Garlic Butter Shrimp Over Zucchini & Squash Noodles

Back to eating healthy I go!

Saving up for a wedding means cooking dinner during the week and bringing lunch to work as well. This also gives us the option to eat healthier and not feel bad about that takeout we ate the night before.

Last night I decided to whip up a simple and easy dinner for the future hubby and I. Although he is not a fan of zoodles, I assured him that the way I was making it, he would definitely enjoy. Unfortunately, I was so  hungry once I finished making it, that I forgot to take a picture! I will post it next time.... I promise!

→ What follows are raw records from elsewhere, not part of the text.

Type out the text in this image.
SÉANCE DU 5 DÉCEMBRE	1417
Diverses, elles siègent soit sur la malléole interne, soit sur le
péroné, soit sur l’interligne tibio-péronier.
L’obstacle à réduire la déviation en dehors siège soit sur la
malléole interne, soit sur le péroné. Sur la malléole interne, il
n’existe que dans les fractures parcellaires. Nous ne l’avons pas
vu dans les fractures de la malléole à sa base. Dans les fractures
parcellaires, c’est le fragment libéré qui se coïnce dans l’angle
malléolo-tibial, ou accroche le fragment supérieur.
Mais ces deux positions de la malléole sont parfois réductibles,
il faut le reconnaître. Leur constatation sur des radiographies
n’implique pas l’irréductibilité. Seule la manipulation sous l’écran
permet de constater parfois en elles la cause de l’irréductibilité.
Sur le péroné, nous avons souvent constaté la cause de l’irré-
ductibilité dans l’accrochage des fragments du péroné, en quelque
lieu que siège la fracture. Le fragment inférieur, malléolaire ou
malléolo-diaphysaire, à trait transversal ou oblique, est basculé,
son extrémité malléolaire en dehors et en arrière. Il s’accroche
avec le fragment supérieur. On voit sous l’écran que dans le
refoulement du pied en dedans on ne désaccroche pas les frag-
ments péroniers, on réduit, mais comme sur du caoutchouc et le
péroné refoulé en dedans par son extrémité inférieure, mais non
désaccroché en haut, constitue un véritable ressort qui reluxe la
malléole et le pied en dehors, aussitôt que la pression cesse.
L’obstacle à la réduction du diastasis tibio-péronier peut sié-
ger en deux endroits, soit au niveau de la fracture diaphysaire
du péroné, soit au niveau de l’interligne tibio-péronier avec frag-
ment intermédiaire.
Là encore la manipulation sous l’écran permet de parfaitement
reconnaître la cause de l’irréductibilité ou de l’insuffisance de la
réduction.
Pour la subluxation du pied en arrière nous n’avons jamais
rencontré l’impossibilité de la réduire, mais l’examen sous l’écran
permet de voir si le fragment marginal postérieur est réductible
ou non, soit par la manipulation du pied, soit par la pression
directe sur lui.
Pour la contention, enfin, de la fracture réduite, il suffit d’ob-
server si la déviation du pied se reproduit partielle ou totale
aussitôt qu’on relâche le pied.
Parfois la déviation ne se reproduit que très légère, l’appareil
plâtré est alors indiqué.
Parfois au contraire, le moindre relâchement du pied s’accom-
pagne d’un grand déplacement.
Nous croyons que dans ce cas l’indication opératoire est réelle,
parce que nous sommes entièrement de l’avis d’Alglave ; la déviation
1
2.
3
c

Anywho.... I bought organic zucchini and squash, stuck it in my spiralizer, squeezed out the excess water from both vegetable, and tossed them in a bowl with some salt and pepper. I then heated up some grape seed oil in a pan, and cooked my noodles for about 2-3 minutes, or until they start looking a bit softer. Once the zoodles were done, I transferred them to a plate and set them aside. I then washed my shrimp, seasoned with some salt and pepper, heated up a little but more grape seed oil in my pan, and cooked my shrimp for about 2-3 minutes. Transferred the shrimp to another plate and set aside while I make my sauce. All I did with my sauce, was add about a half a stick of butter (can be salted or unsalted), chopped up some fresh garlic, and melted it all together. You can also add some lemon juice and parsley for that extra kick!. Once the butter and garlic were mixed together, I added my zoodles and shrimp back in, and sauteed for about 3 minutes. You don't want your noodles to get too mushy!

And voila! It was very flavorful and light. I was surprised my soon to be hubs enjoyed it!

If you are still on that healthy kick, and you are looking for some light dinner recipes, this is definitely one to make!